Financial advisors don’t need new professional bodies in Quebec, says SRO

By Alain Thériault | September 22 2014 11:39AM

Plans for professional bodies for financial advisors may be proliferating, but Luc Labelle, CEO of Quebec’s Chambre de la sécurité financière, says that his profession does not need more bodies because his organization already plays this role. He flatly rejects recent proposals by Quebec’s financial planning institute – the Institut québécois de la planification financière (IQPF) and an independent advisors group – the Association professionnelle des conseillers en services financiers (APCSF formerly the RICIFQ) which are looking for expanded roles.“The IQPF is an association with a precise role in the regulatory structure. It has exclusivity over training of financial planners. This distinguishes it from other associations. The RICIFQ is proposing a project that sees it managing financial advisors. This vision stems from a misunderstanding of oversight of financial advisors in Quebec: the Chambre is (advisors) professional body in the province,” Luc Labelle told The Insurance and Investment Journal in an exclusive interview.

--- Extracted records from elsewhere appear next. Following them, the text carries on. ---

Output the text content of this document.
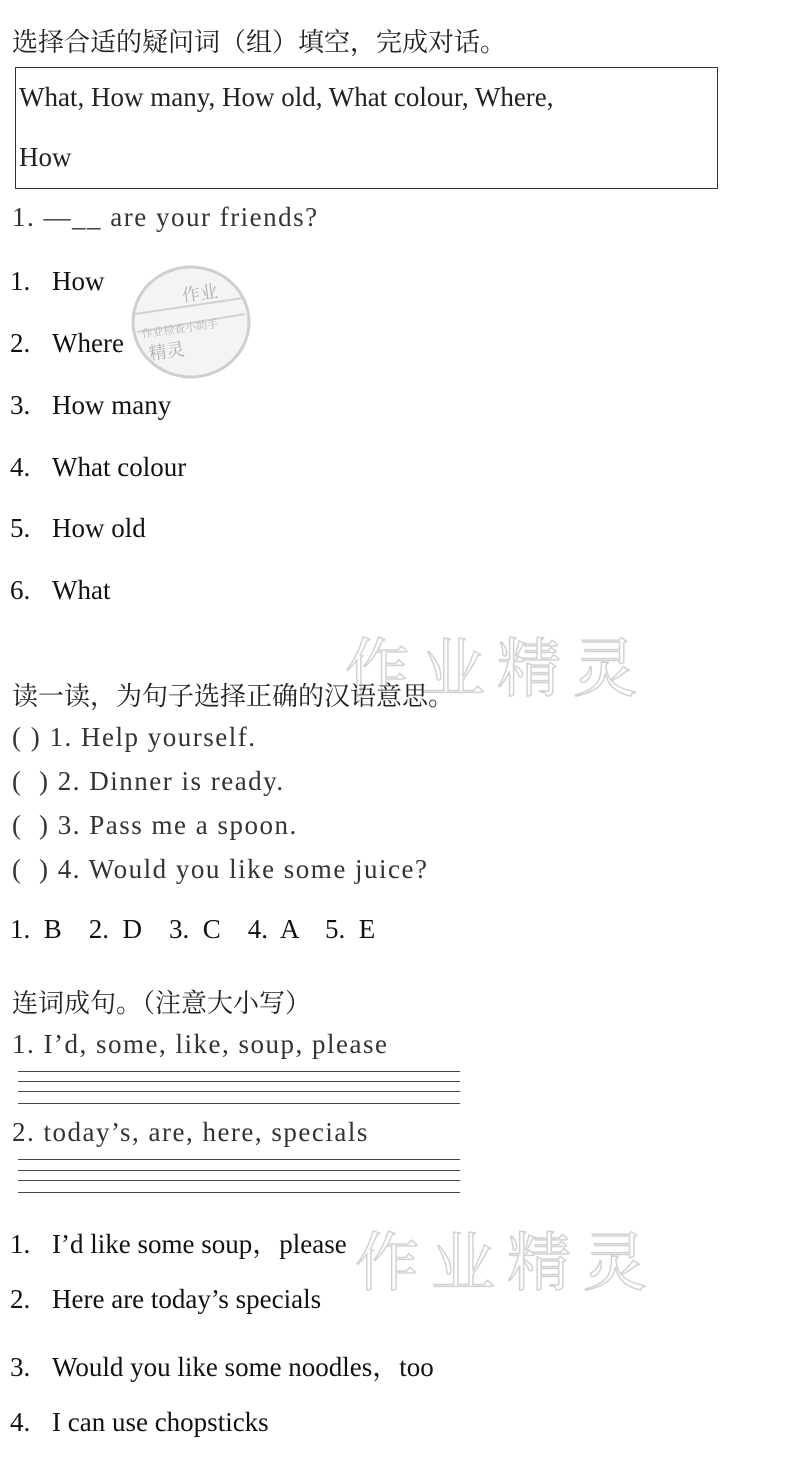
选择合适的疑问词（组）填空，完成对话。
What, How many, How old, What colour, Where,
How
1. —__ are your friends?
1. How
2. Where
3. How many
4. What colour
5. How old
6. What
作业
作业检查小助手
精灵
作业精灵
读一读，为句子选择正确的汉语意思。
( ) 1. Help yourself.
(  ) 2. Dinner is ready.
(  ) 3. Pass me a spoon.
(  ) 4. Would you like some juice?
1.  B    2.  D    3.  C    4.  A    5.  E
连词成句。（注意大小写）
1. I’d, some, like, soup, please
2. today’s, are, here, specials
作业精灵
1. I’d like some soup，please
2. Here are today’s specials
3. Would you like some noodles，too
4. I can use chopsticks
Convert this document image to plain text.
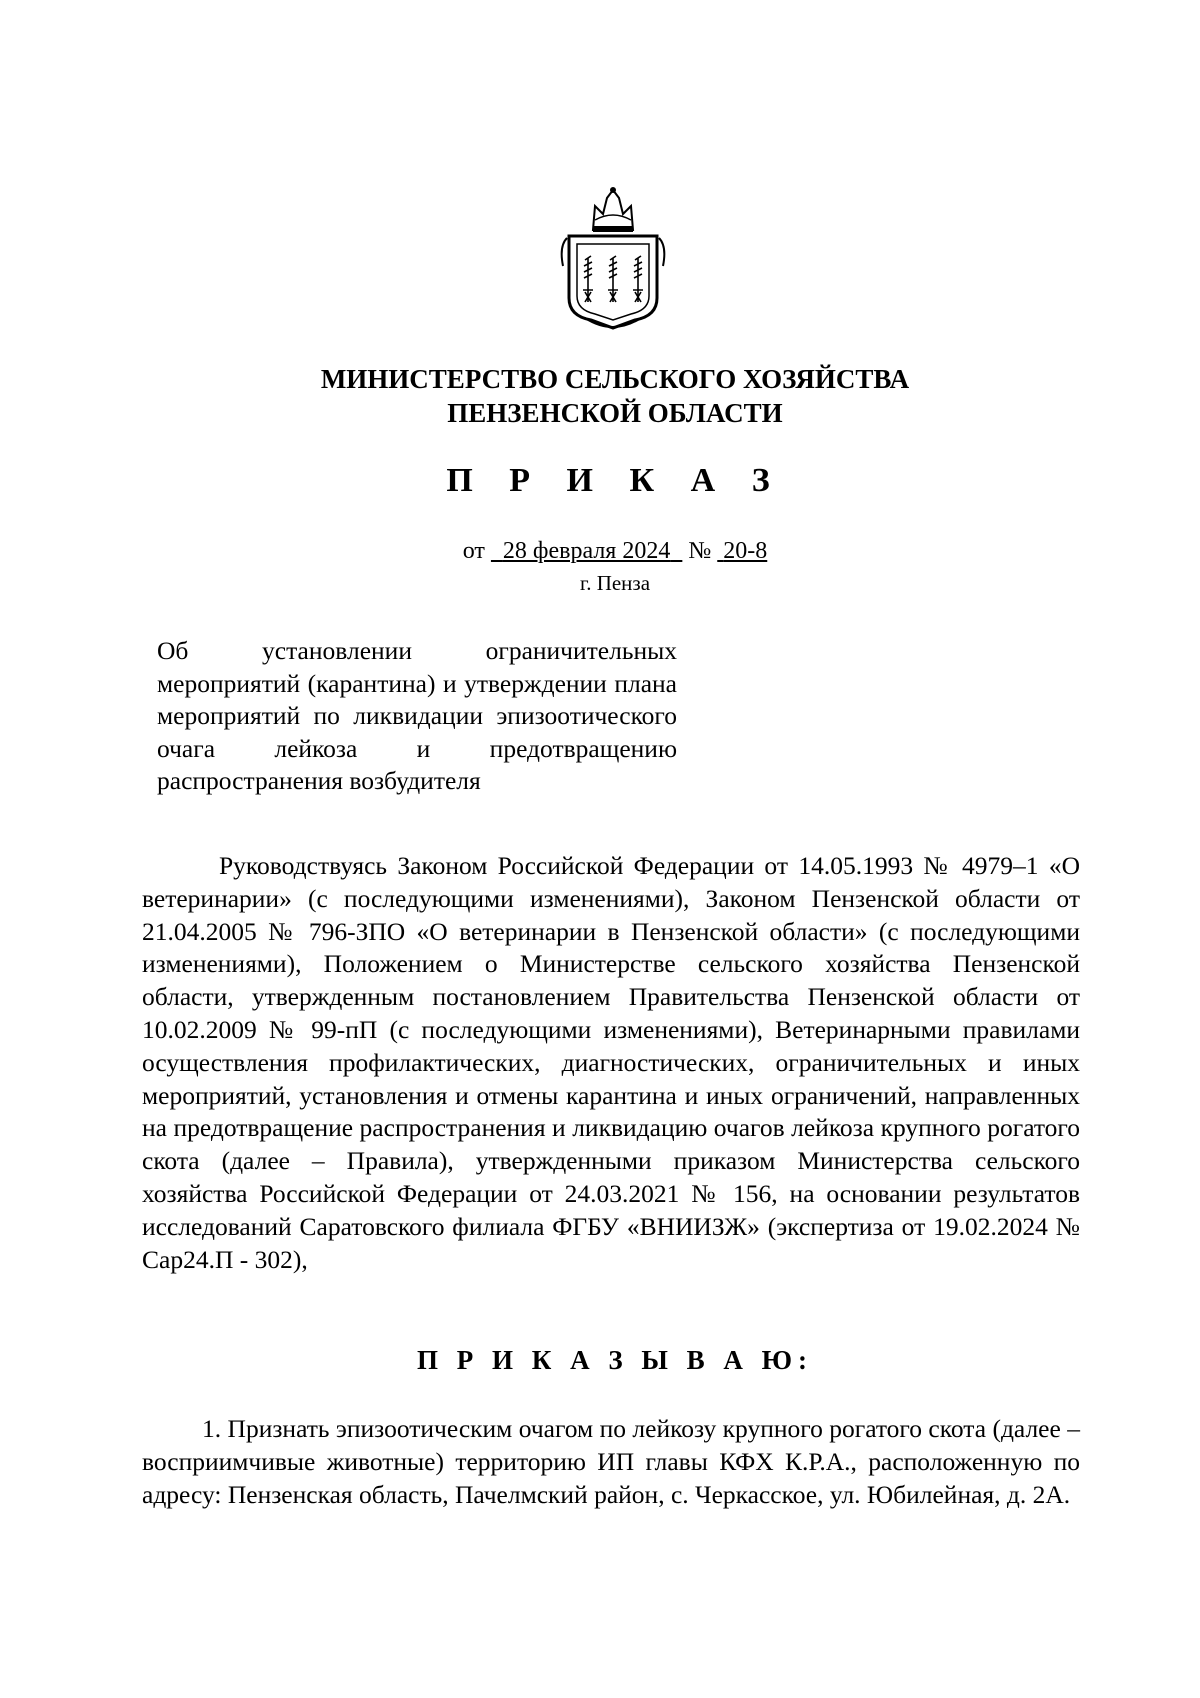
МИНИСТЕРСТВО СЕЛЬСКОГО ХОЗЯЙСТВА
ПЕНЗЕНСКОЙ ОБЛАСТИ
П Р И К А З
от 28 февраля 2024 № 20-8
г. Пенза
Об установлении ограничительных мероприятий (карантина) и утверждении плана мероприятий по ликвидации эпизоотического очага лейкоза и предотвращению распространения возбудителя
Руководствуясь Законом Российской Федерации от 14.05.1993 № 4979–1 «О ветеринарии» (с последующими изменениями), Законом Пензенской области от 21.04.2005 № 796-ЗПО «О ветеринарии в Пензенской области» (с последующими изменениями), Положением о Министерстве сельского хозяйства Пензенской области, утвержденным постановлением Правительства Пензенской области от 10.02.2009 № 99-пП (с последующими изменениями), Ветеринарными правилами осуществления профилактических, диагностических, ограничительных и иных мероприятий, установления и отмены карантина и иных ограничений, направленных на предотвращение распространения и ликвидацию очагов лейкоза крупного рогатого скота (далее – Правила), утвержденными приказом Министерства сельского хозяйства Российской Федерации от 24.03.2021 № 156, на основании результатов исследований Саратовского филиала ФГБУ «ВНИИЗЖ» (экспертиза от 19.02.2024 № Сар24.П - 302),
П Р И К А З Ы В А Ю:
1. Признать эпизоотическим очагом по лейкозу крупного рогатого скота (далее – восприимчивые животные) территорию ИП главы КФХ К.Р.А., расположенную по адресу: Пензенская область, Пачелмский район, с. Черкасское, ул. Юбилейная, д. 2А.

Today there are 45 professional bodies in Quebec. They report to the provincial Ministry of Justice, which delegated supervision of professionals to the Ordre des professions du Québec (OPQ). A similar structure exists in the financial sector. The Quebec Finance minister asked Quebec’s financial markets regulator, Autorité des marchés financiers (AMF), to supervise professionals in the sector. The AMF in turn delegated this task to self-regulatory organizations like the Chambre.

“Forty-five bodies supervise professionals in the province…Their mission is to protect the public and ensure discipline.”

Labelle says that the only rationale for a professional body is to protect the public. “The IQPF says it wants to develop the profession. We’ve done quite a lot. For its part, RICIFQ claims that it can bar professionals who are sanctioned in insurance or investment on both sides. This is already happening, because we do it. There’s a lot of misinformation circulating,” he says.

It is impossible to separate financial advisors’ consulting services from distribution, Labelle continues. “What makes a professional is not the quantity of diplomas, but rather the fact of being managed by an organization. It’s knowing what your clients don’t have and that they don’t know what they need. It’s a bit like visiting your doctor. You go see them to get cured, but you don’t know in advance what they will prescribe. Clients do not always know if the advisor’s suggestions are good. They want advice. This is why advisors must put the client’s interests first.”

Bill 188: focus on self-regulation

The current self-regulation model is successful, he adds. “We offer integrated control over different facets of the industry. We do not want the client to have to become an expert in types of professions. Whether specialists call themselves financial advisors or financial planners does not make a difference to the client. If the IQPF became a professional body, we would then have two trustees and two discipline committees. What would happen if the two reached different conclusions?” he asks.

Given the upcoming revision of the Act respecting the distribution of financial products and services, Labelle says he has only one great expectation – that the government continue to endorse self-regulation. “Bill 188 has brought relative peace to the industry. We expect that the author of the five-year report will give it some colour, which will be interpreted in different ways,” he says.

Self-regulation is a formula with many advantages, Labelle adds. “We have members who govern because they know the practice best.”

The current formula also helps control rising costs. Labelle points out that the Chambre is the top-performing SRO in terms of productivity in Canada. “Payers are also members. When they contribute more, we have to explain why,” he says.

The Chambre has considered adding powers over time. “If the occasion arises, we will raise that point too. We are counting on this to go forward,” Mr. Labelle adds.

Endless conflict with banks

The Chambre has locked horns with the large Canadian banks, which have refused to let the Chambre’s trustee access information on dismissed employees. “They stopped cooperating with us in this area in 2011. It gave them bad press. That’s not the reason they gave, but we suspect that’s the case,” Labelle says.

Without this information, the Chambre cannot go forward with a number of files, he adds. It consequently decided to sue CIBC to obtain jurisprudence with other banks in this area.

“It is a little shocking to have to challenge them on the legal battlefield; it is also a political struggle of sorts. Remember, the banks were the only stakeholder in Quebec that did not disagree with the idea of a single securities commission. The banks are also under federal jurisdiction. Unfortunately, they chose to protect their reputation rather than the public,” Labelle comments.